As proof, we present UltraFastBERT, a BERT variant that uses 0.3% of its neurons during inference while performing on par with similar BERT models. UltraFastBERT selectively engages just 12 out of 4095 neurons for each layer inference. This is achieved by replacing feedforward networks with fast feedforward networks (FFFs).

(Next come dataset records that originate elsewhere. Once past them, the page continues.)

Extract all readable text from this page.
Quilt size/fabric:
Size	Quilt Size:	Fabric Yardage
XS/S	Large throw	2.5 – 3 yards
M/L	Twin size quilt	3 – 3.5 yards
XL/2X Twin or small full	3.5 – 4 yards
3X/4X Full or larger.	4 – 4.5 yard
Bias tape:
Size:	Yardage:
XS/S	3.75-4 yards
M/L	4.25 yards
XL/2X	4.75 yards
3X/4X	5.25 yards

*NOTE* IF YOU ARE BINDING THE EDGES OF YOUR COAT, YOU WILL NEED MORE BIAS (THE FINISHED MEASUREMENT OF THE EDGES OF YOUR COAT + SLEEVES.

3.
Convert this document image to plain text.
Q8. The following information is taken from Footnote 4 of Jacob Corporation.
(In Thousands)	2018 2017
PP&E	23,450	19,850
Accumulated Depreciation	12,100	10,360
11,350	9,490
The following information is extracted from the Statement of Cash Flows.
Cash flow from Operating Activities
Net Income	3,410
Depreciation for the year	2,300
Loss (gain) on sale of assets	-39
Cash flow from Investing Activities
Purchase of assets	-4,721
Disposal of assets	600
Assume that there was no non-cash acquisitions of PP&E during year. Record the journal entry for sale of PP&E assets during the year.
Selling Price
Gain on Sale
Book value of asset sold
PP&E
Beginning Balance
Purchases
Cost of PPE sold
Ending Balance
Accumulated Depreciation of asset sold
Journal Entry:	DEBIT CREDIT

While no truly efficient implementation currently exists to unlock the full acceleration potential of conditional neural execution, we provide highlevel CPU code achieving 78x speedup over the optimized baseline feedforward implementation, and a PyTorch implementation delivering 40x speedup over the equivalent batched feedforward inference.

Benchmarks Averages

base implementation with no neurons ignored: 79.9
~60% of neurons ignored: 79.2
~95% of neurons ignored: 78.1
~99.7% of neurons ignored: 77.3

Benchmarks that don't degrade at all as more neurons are ignored:

RTE ("Recognizing Textual Entailment", determining whether a statement can be inferred from a given text)
MRPC (ability to measure semantic similarity)
STSB (ability to measure semantic similarity)

Benchmarks that degrade:

SST-2: (sentiment analysis)
MNLI (determining whether a given statement is true, false, or unknown provided context)
QNLI (determine whether a sentence has an answer to a question)
QQP (determine whether one question is a paraphrase of another)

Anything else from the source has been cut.